New Kind Of Comment Spam Targeting WordPress
November 2nd, 2009 | by admin |
Today I discovered a new type of attempted comment spam targeting my WordPress blog. The spam bot managed to figure out a section of a legitimate comment and then immitate it and then append a spam link to the end. Technically this is quite easy to do using regex or some simple string functions once a page has been “spidered” by the spam bot.
Here is a quick example of what is going on. The following is an origional comment that has been automatically extracted from my blog and then had spam attached to it prior to reposting…
I just came back from Betong last 2 weeks… i really forgot about this Blog… hehe… sorry. Well, I might plan to go there next 2 months…. really miss my girl there. Well, you haven’t added me in YM! yet… try adding me in MSN since i’m always on-line…william from a free insurance quots company.

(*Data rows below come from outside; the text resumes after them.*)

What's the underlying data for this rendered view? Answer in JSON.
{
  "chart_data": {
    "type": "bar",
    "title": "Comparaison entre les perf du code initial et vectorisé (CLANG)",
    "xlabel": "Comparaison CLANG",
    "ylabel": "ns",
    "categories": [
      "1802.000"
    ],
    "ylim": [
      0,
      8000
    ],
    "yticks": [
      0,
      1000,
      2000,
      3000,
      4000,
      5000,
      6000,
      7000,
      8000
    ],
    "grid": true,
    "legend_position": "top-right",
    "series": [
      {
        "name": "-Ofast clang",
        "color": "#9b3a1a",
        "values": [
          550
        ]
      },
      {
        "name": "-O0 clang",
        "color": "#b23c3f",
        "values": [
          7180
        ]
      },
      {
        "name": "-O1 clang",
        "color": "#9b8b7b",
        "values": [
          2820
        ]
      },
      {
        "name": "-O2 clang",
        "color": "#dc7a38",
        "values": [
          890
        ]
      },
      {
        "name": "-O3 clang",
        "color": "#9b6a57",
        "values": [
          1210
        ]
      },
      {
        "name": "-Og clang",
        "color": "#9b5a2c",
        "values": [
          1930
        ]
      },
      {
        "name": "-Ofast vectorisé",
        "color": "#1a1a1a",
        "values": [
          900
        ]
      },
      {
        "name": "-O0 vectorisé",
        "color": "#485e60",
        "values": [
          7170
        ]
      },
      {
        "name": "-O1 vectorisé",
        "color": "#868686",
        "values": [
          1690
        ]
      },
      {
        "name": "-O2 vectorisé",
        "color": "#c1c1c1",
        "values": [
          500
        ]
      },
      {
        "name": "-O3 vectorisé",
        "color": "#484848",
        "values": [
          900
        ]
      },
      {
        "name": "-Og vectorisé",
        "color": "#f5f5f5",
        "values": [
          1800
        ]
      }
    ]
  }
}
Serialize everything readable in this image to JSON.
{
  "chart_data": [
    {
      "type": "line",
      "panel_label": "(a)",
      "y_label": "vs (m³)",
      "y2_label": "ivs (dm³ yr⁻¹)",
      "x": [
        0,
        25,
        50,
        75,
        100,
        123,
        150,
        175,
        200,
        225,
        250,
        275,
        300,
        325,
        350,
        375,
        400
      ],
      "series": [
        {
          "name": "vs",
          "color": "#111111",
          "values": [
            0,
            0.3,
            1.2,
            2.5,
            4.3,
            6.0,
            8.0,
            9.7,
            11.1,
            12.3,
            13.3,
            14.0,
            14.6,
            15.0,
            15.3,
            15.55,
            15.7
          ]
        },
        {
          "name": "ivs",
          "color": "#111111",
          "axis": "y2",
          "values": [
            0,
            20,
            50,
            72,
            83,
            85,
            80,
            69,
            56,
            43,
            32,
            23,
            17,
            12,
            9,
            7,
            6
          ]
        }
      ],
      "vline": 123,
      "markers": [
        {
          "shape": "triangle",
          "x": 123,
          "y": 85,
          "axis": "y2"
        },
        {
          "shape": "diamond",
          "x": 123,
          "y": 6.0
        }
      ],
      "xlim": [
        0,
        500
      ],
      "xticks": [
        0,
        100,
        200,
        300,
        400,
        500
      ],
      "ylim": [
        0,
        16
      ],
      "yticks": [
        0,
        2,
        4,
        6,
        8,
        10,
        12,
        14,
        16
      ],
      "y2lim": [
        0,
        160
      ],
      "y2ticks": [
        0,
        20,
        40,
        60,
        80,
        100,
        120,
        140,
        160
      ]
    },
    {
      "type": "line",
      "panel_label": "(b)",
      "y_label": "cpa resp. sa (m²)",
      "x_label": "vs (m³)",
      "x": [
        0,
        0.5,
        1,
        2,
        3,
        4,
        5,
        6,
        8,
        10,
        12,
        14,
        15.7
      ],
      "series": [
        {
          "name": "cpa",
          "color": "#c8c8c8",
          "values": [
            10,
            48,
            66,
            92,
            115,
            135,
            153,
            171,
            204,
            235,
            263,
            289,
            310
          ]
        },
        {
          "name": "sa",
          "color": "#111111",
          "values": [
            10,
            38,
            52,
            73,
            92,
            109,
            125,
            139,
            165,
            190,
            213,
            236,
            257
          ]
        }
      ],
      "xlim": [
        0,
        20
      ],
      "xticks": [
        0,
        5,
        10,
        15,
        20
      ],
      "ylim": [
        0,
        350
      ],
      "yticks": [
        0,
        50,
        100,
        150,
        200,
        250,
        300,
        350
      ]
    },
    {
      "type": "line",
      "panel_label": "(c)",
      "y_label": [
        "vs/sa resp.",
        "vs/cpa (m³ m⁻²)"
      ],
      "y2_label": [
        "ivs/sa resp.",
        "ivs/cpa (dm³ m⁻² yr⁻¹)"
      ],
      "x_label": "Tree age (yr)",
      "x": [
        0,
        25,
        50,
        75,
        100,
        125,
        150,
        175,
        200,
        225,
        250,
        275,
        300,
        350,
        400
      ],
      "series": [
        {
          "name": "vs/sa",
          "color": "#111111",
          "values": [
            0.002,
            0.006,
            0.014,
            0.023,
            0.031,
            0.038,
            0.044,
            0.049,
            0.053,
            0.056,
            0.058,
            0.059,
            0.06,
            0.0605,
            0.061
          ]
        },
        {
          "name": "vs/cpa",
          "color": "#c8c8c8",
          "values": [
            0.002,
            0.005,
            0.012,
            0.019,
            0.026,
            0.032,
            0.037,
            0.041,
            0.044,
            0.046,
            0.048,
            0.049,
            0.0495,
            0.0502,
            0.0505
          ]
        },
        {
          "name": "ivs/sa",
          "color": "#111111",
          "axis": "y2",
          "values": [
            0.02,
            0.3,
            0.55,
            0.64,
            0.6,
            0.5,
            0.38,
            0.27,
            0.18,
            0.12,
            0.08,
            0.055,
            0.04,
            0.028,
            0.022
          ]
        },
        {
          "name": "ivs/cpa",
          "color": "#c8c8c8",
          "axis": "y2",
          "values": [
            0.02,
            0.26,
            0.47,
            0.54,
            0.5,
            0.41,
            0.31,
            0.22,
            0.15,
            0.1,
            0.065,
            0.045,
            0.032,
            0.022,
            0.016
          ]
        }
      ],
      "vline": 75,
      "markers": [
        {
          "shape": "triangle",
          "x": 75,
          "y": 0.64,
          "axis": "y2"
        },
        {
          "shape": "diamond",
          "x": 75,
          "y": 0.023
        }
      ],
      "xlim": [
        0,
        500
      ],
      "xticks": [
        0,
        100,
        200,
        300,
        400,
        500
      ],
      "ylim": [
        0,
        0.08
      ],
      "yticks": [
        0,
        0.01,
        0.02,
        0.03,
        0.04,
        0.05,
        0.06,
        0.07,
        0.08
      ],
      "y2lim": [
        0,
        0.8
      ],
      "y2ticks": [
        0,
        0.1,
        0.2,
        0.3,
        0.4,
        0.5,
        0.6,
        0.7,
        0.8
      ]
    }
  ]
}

I removed the actual link but you can guess which few words were added as links (including the spelling mistake!).
The reason spammers are trying this new tactic is because it could have a high success rate of getting past manual comment moderation. If a blog admin did not pay enough attention then this could slip through and end up being approved. The best way to combat this kind of spam is to make sure you skim read comments in your moderation que prior to approving them – easier said than done if you have a stady flow of 100′s or even 1000′s of comments! Luckily I have vary few comments on my blog and spotting this spam attack was easy enough.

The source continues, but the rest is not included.